Three Pots-pourris Feuilles de Mirte or à Feuillages
Sèvres Porcelain Manufactory
French, ca. 1762
Soft-paste porcelain
Larger vase: 14 3/16 x 8 1/2 x 7 1/8 in. (36 x 21.6 x 18.1 cm)
Smaller vases: 11 x 6 3/4 x 5 1/4 in. (27.9 x 17.1 x 13.3 cm)
Henry Clay Frick Bequest, 1918

Jean-Claude Duplessis adapted the shape of these vases from silverworks made some ten years earlier. Produced at the factory from 1761 to 1768, they were called either pots-pourris feuilles de mirte or à feuillages, a reference to the entwined myrtle leaves on the sides and neck of the vases, as well as to their eventual content (myrtle leaves were the essential ingredient in potpourri mixtures of dried flowers, herbs, and spices).

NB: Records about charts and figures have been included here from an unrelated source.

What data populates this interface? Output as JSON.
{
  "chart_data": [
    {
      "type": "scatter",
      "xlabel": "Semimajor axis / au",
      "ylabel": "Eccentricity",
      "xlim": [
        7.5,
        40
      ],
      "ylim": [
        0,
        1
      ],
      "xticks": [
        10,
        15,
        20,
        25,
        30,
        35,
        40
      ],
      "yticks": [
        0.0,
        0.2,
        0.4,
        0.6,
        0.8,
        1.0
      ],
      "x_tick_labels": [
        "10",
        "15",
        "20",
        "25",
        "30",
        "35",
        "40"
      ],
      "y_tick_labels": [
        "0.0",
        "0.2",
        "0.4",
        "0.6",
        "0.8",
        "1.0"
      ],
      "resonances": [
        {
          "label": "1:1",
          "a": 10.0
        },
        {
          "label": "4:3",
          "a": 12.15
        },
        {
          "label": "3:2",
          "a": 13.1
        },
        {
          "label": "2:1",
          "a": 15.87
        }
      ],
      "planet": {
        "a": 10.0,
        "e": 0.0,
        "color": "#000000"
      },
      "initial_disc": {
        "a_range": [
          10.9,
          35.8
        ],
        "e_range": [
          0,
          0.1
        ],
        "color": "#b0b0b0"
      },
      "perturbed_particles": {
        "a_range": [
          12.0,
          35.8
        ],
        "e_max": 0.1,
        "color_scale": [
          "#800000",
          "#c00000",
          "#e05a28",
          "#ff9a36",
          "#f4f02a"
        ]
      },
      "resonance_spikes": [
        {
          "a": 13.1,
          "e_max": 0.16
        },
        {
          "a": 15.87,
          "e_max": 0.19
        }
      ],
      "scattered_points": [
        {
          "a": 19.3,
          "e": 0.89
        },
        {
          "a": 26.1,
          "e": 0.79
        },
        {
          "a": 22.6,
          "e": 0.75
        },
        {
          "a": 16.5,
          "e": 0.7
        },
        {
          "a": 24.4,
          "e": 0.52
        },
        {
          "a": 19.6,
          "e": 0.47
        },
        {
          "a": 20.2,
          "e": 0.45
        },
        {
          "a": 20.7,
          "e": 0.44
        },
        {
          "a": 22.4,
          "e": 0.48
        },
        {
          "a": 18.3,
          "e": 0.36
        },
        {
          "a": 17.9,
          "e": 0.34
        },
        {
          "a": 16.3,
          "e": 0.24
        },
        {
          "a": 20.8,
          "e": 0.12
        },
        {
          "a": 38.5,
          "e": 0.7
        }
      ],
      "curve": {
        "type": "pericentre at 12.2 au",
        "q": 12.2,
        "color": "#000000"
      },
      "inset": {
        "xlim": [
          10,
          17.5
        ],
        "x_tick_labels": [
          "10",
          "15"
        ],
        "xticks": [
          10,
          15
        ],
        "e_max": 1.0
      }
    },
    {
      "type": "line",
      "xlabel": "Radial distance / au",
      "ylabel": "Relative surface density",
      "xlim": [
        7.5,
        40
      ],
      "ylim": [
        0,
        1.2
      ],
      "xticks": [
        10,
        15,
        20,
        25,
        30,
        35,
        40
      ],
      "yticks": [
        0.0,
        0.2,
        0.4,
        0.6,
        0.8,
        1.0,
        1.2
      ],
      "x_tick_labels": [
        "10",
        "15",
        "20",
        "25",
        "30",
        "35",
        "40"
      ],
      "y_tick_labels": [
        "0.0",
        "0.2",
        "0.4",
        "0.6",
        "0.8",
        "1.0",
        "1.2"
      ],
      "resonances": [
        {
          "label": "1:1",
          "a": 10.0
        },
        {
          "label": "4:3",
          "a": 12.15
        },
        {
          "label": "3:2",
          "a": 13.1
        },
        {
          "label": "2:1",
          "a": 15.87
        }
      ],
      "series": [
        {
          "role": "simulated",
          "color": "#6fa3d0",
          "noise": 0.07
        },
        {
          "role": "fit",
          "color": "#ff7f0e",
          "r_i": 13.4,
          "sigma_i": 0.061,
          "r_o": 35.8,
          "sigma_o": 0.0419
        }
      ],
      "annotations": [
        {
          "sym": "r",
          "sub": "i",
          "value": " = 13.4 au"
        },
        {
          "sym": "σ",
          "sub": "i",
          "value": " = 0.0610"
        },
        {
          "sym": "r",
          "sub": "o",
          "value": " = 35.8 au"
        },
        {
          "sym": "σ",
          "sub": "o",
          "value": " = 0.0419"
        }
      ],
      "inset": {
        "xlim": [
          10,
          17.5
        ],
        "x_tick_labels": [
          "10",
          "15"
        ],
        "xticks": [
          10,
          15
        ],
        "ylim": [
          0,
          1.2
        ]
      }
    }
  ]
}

All three vases are decorated on the front with a Flemish peasant scene in rich polychrome and on the back with a landscape bathed in soft light. These decorative scenes derive in part from engravings made after paintings by David Teniers the Younger and François Boucher. The seated peasants on the front of the larger vase are borrowed from 4ème Fête Flamande, an engraving by Jacques-Philippe Lebas after a painting by Teniers. The painter of these scenes is unknown.